Industria enologica: la pigiatura meccanica dell’uva

L’industria enologica fa soprattutto affidamento sulla qualità dell’uva e della sua lavorazione: dunque, non può stupire più di tanto se uno dei macchinari più importanti e strategici di questa branca del settore primario è la cosiddetta pigiatrice. Nonostante qualche zona rurale in cui l’operazione di pigiare gli acini sia fatta ancora con i piedi, le macchine hanno ormai sostituito da tempo l’operato dell’uomo.
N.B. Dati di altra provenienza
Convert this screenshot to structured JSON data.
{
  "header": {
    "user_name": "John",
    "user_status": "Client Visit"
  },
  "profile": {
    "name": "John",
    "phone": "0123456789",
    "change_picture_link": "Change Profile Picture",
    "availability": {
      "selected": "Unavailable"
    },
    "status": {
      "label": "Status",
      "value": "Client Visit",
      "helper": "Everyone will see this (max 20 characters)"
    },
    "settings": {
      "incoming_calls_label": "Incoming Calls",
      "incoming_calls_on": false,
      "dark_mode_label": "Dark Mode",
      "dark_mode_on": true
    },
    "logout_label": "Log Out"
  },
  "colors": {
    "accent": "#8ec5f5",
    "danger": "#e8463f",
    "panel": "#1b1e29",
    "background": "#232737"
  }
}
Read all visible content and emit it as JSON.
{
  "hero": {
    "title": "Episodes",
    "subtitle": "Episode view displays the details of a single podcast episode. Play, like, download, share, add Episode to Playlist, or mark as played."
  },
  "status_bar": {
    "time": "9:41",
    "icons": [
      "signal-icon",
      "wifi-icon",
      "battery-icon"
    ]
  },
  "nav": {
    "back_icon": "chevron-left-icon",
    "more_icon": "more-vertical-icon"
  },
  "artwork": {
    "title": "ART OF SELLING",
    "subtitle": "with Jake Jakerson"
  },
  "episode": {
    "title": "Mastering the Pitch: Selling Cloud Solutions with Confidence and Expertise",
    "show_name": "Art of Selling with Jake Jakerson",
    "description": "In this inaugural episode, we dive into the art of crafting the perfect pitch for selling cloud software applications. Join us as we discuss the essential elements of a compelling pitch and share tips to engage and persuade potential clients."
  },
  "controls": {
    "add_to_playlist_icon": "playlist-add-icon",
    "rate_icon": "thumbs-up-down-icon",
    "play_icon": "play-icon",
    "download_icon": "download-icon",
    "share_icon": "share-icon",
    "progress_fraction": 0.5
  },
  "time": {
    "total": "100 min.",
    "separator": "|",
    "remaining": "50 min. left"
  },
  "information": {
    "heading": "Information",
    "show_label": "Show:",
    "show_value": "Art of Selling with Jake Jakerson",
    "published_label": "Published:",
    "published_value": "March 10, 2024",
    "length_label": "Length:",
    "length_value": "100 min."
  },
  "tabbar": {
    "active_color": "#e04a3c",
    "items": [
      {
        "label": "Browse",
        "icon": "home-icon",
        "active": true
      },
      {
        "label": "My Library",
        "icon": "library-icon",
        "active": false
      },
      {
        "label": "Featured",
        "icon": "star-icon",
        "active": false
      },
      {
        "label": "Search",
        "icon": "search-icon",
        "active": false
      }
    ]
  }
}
La pigiatrice, per l’appunto, viene impiegata per le lavorazioni meccaniche dell’uva. Il tipo più semplice del mezzo in questione viene ad essere costituito da due rulli realizzati in legno, ma anche da ghisa e perfino il bronzo è un metallo protagonista in questo senso.

Gli stessi rulli, inoltre, sono scanalati e rotanti in senso inverso ed è proprio in mezzo ad essi che il frutto viene schiacciato e lavorato. Molto più razionali, al contrario, sono le pigiatrici a coni distanziabili, la denominazione che spetta a quel macchinario industriale che è in grado, grazie alle sue caratteristiche, di regolare lo schiacciamento e quindi di determinare una più o meno completa rottura degli acini. Nei tipi di macchine che si sono finora descritti, tra l’altro, l’uva schiacciata tende a cadere in un recipiente di raccolta insieme ai raspi.

Quando si vuole evitare questo inconveniente, si possono impiegare le cosiddette pigiatrici-diraspatrici, le quali sono costituite in larga misura da un buratto cilindrico a pareti forellate, provvisto al suo interno di un cilindro battitore rotante a grande velocità e dotato di palette di forma elicoidale. Il battitore va a rompere gli acini che passano insieme al mosto attraverso i fori del buratto, cadendo in un recipiente sottostante; i raspi, trasportati dal moto elicoidale del battitore, vengono spinti invece all’esterno. In altri casi, infine, quando si vuole realizzare la vinificazione in bianco (senza la buccia), si usano soprattutto le pigiatrici a torchio, le quali sono carrellate e molto utili a tal proposito.